California high school seniors outperformed their peers nationally in all categories of the ACT exam this year, according to data released Wednesday.

Nearly a third of 2014 high school seniors in California took the ACT. With a maximum possible score of 36, California's average composite score was 22.3. The national average was 21.


About 29%, or more than 113,700 California students, took the standardized exam, which tested English, math, reading and science skills. Many universities require it as part of the admissions process, sometimes along with the SAT or instead of that college entrance exam.

ACT Inc., a nonprofit based in Iowa that provides tools to measure college and career readiness, says that increased participation shows students' greater interest in pursuing higher education.

More than half, 57%, of all graduating high school seniors across the nation took the test this year. A total of more than 1.84 million students taking the test represents a 3% increase since 2013 and an 18% increase since 2010.

But the number of students taking the pre-college test is outpacing the number of students going on to enroll in schools. For example, 87% of U.S. students who graduated in 2013 indicated that they wanted to go to college, but 69% enrolled that fall.

Students may have every intention of getting into a school, but many of their scores don't make the cut. In California, 34% of students received satisfactory scores in all subject areas. Across the nation, that figure is even lower: 26%.

Minority students lagged behind their peers in meeting target scores; nationally, 11% of African American and 23% of Latino students hit at least three ACT benchmarks, compared to 57% of Asian and 49% of white students.

In California, 70% of white students, 65% of Asian students, 26% of Latino students and 21% of African American students met this benchmark goal.

Nearly half of all students in California stated that they were aiming for a graduate or professional degree, but the intent to chase higher education dreams isn't enough, according to ACT officials.

"High aspirations are wonderful, but in too many cases, students' actual preparation is
not aligned with those aspirations," Jon Whitmore, the chief executive officer of ACT, said in a statement. "We need to make sure that students are taking the necessary steps to reach their goals through effective educational planning, monitoring and interventions."

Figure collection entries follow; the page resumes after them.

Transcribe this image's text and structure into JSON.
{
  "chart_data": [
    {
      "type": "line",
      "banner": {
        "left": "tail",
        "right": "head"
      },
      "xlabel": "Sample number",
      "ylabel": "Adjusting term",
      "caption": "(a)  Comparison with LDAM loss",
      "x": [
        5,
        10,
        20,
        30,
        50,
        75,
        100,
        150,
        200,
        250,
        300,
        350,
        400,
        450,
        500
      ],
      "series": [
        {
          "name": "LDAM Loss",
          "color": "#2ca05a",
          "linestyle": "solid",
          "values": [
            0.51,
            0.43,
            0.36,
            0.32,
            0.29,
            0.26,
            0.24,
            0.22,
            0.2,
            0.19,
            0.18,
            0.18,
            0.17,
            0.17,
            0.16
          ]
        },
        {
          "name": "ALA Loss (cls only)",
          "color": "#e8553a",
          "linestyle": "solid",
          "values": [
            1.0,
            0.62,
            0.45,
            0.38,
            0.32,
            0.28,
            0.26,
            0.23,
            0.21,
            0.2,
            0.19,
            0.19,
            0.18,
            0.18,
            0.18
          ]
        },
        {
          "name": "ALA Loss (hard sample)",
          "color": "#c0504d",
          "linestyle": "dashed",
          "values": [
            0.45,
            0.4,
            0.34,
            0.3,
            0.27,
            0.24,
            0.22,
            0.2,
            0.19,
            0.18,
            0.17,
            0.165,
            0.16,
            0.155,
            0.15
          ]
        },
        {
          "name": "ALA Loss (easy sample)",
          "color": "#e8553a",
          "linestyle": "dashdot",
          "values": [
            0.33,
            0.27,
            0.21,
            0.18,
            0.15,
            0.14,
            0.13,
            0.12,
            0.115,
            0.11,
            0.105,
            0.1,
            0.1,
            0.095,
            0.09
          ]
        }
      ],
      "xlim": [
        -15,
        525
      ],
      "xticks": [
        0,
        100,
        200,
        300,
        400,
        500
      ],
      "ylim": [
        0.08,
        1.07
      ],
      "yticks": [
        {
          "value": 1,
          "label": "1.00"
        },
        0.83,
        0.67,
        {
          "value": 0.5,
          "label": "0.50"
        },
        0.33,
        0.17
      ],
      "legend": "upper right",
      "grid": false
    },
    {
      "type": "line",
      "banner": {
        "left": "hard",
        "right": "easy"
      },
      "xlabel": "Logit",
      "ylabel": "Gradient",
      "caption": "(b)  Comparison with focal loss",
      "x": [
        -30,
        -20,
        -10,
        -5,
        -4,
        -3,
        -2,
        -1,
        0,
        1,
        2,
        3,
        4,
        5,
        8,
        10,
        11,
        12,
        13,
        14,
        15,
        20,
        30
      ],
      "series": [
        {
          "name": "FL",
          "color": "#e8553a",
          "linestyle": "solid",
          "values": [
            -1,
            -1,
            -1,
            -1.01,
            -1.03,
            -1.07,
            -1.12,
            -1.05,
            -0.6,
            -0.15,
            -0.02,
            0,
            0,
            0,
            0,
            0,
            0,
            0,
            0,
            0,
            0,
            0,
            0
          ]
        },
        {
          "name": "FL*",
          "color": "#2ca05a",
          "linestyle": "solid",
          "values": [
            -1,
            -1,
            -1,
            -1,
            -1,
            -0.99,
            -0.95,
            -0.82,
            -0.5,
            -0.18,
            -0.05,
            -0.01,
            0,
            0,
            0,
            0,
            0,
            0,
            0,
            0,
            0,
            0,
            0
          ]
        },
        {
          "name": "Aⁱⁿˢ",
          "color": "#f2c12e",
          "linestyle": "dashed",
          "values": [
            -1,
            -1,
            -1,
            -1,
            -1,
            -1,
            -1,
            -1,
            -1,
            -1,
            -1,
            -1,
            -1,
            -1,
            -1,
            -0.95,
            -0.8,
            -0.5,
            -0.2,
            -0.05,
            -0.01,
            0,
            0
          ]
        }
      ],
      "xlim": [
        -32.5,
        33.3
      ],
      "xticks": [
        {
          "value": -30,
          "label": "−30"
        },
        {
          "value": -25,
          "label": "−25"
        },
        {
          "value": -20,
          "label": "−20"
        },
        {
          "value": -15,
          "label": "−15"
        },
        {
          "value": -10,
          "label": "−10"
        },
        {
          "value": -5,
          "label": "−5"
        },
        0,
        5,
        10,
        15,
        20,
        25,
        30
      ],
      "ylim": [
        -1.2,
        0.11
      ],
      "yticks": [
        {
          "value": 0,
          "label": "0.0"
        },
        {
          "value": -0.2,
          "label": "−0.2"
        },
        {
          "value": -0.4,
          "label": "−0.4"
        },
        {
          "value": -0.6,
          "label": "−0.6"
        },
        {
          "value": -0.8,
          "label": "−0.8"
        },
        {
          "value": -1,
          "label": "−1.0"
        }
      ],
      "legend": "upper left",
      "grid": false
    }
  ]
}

A statement from Bob Schaeffer, public education director of the National Center for Fair & Open Testing, an organization that advocates fair and accurate testing, described standardized exams as "an exercise in stubbornness, not meaningful school improvement."

"Ending the counterproductive fixation on standardized exams is necessary to create the space for better assessments that actually enhance learning and teaching," Schaeffer said.

The goal of the ACT exam is to assess how prepared students are to tackle their first year of college courses and beyond.